Courts have the power to enforce arbitration agreements and stay litigation in favour of arbitration. But can the reverse be true—can an arbitration be stayed in favour of litigation to avoid a multiplicity of proceedings? This article studies Canadian Natural Resources Limited v Flatiron Constructors Canada Limited, 2018 ABQB 613, where the Court stayed an arbitration and allowed overlapping litigation to proceed first. We explore the risks associated with parallel litigation and arbitration with overlapping issues, including how the Court deals with subrogated claims, litigants who are strangers to arbitration agreements, and concerns and risks inherent in overlapping proceedings.
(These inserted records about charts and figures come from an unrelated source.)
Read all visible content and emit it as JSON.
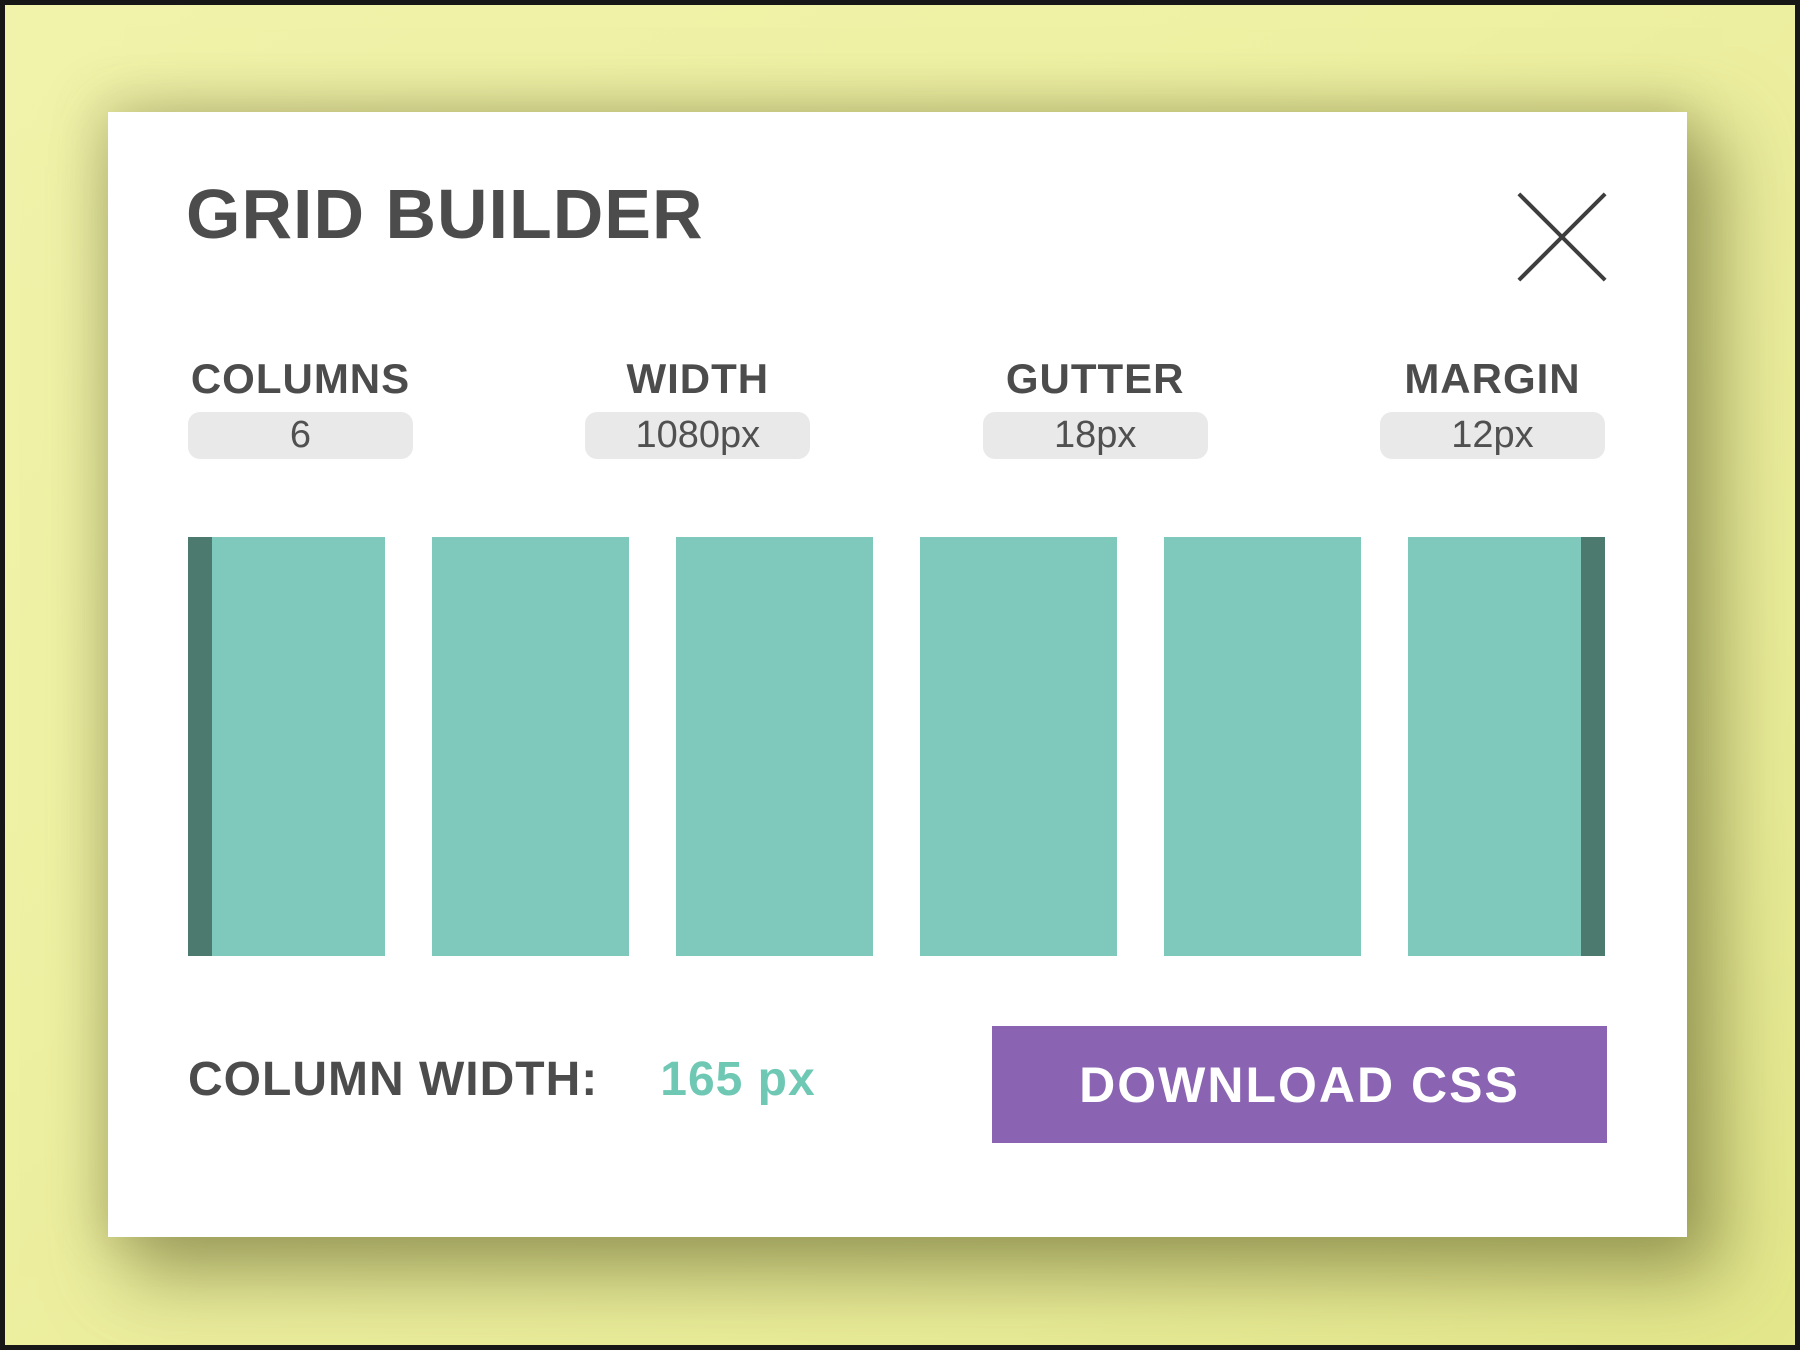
{
  "app": {
    "title": "GRID BUILDER"
  },
  "icons": {
    "close": "x"
  },
  "fields": [
    {
      "id": "columns",
      "label": "COLUMNS",
      "value": "6"
    },
    {
      "id": "width",
      "label": "WIDTH",
      "value": "1080px"
    },
    {
      "id": "gutter",
      "label": "GUTTER",
      "value": "18px"
    },
    {
      "id": "margin",
      "label": "MARGIN",
      "value": "12px"
    }
  ],
  "preview": {
    "column_count": 6,
    "has_left_margin_strip": true,
    "has_right_margin_strip": true
  },
  "footer": {
    "column_width_label": "COLUMN WIDTH:",
    "column_width_value": "165 px",
    "download_button": "DOWNLOAD CSS"
  },
  "colors": {
    "background": "#eef0a2",
    "card": "#ffffff",
    "text_dark": "#4c4c4c",
    "input_bg": "#e9e9e9",
    "column_teal": "#7ec9bb",
    "margin_teal": "#4d7a6e",
    "accent_teal": "#6fc8b4",
    "button_purple": "#8a63b2",
    "button_text": "#ffffff"
  }
}
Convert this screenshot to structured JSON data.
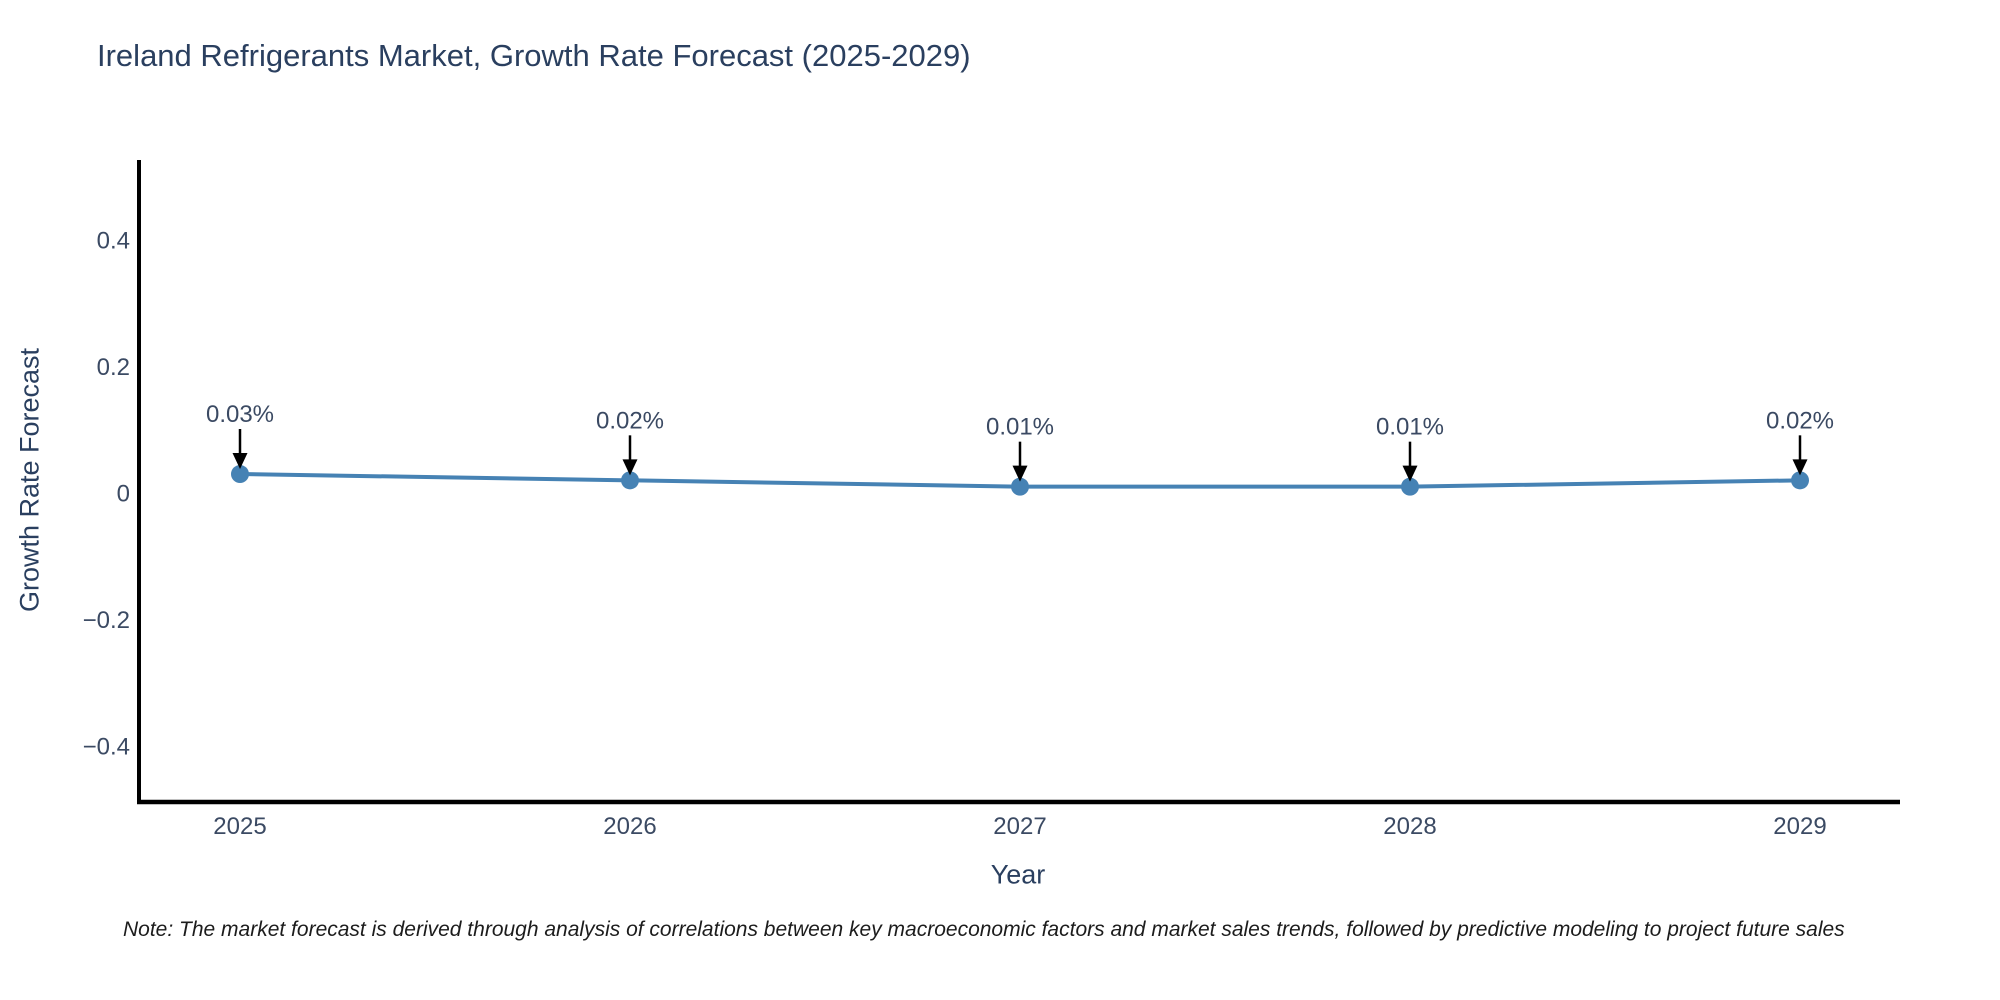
{
  "footnote": {
    "text": "Note: The market forecast is derived through analysis of correlations between key macroeconomic factors and market sales trends, followed by predictive modeling to project future sales"
  },
  "chart_data": {
    "type": "line",
    "title": "Ireland Refrigerants Market, Growth Rate Forecast (2025-2029)",
    "xlabel": "Year",
    "ylabel": "Growth Rate Forecast",
    "x": [
      2025,
      2026,
      2027,
      2028,
      2029
    ],
    "x_tick_labels": [
      "2025",
      "2026",
      "2027",
      "2028",
      "2029"
    ],
    "series": [
      {
        "name": "Growth Rate Forecast",
        "values": [
          0.03,
          0.02,
          0.01,
          0.01,
          0.02
        ]
      }
    ],
    "point_labels": [
      "0.03%",
      "0.02%",
      "0.01%",
      "0.01%",
      "0.02%"
    ],
    "y_ticks": [
      {
        "value": 0.4,
        "label": "0.4"
      },
      {
        "value": 0.2,
        "label": "0.2"
      },
      {
        "value": 0,
        "label": "0"
      },
      {
        "value": -0.2,
        "label": "−0.2"
      },
      {
        "value": -0.4,
        "label": "−0.4"
      }
    ],
    "ylim": [
      -0.5,
      0.535
    ],
    "grid": false,
    "legend_position": "none",
    "line_color": "#4682b4",
    "marker_color": "#4682b4",
    "axis_color": "#000000",
    "arrow_color": "#000000",
    "text_color": "#3b4a63"
  }
}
Canadian Natural Resources Limited (CNRL) contracted with Flatiron Constructors Canada Limited (Flatiron) to design, supply and construct two tailings thickeners at CNRL's Horizon oil sands site. Flatiron retained numerous subcontractors to perform design, supply, quality control, and other tasks on the project. In May, 2014, during the course of construction, the mechanically stabilized earth walls that held the thickener tanks failed. Extensive remedial work was required to repair the damage.

CNRL and Flatiron could not agree about the cause of the failures or about who should bear the cost of the remedial work. On April 7, 2015, to ensure the remedial work was performed in a timely fashion, the parties entered into a Cost Sharing Agreement (the CSA) whereby Flatiron agreed to carry out the remedial work, both parties agreed to submit insurance claims for the loss and to arbitrate if a shortfall remained.

On May 6, 2016, CNRL and Flatiron (as co-plaintiffs) commenced an action in the Alberta Court of Queen's Bench against contractors and subcontractors involved in the design, supply and construction of the thickeners (the Court Action). While the parties sought their full respective losses associated with the failures in the Court Action, a portion of their claim was subrogated because each had made insurance claims as per the CSA.

On June 26, 2017, pursuant to the CSA, Flatiron commenced an arbitration against CNRL alone, seeking its full losses associated with the failures (the Arbitration). Because the defendants in the Court Action were not parties to the CSA, they were not parties to the Arbitration.

The result was a multiplicity of proceedings—the Court Action and the Arbitration dealt with the same factual issues and the same losses. But how to resolve it? It is well known that pursuant to the stay provision in domestic arbitration legislation Courts have the jurisdiction to stay litigation in favour of arbitration. But in certain circumstances can the Court do the opposite, and stay an arbitration in favour of litigation?

CNRL thought so. It filed an application in the Alberta Court of Queen's Bench to stay the Arbitration pending a final determination of the Court Action. It argued that the Arbitration was duplicative of the Court Action because both dealt with the same issues and arose out of the same facts. It also asserted that permitting both the Arbitration and Court Action to proceed posed a risk of inconsistent findings and was likely to result in a waste of resources given that the parties would be required to try the same case twice. CNRL also viewed the Arbitration process as unworkable to determine the cause of the failure because not all of the potentially culpable parties, the defendants in the Court Action, were parties to the Arbitration or would be bound by an arbitrator's decision. Instead, CNRL asserted that the Court Action, in which all of the potentially culpable parties were involved, should proceed first.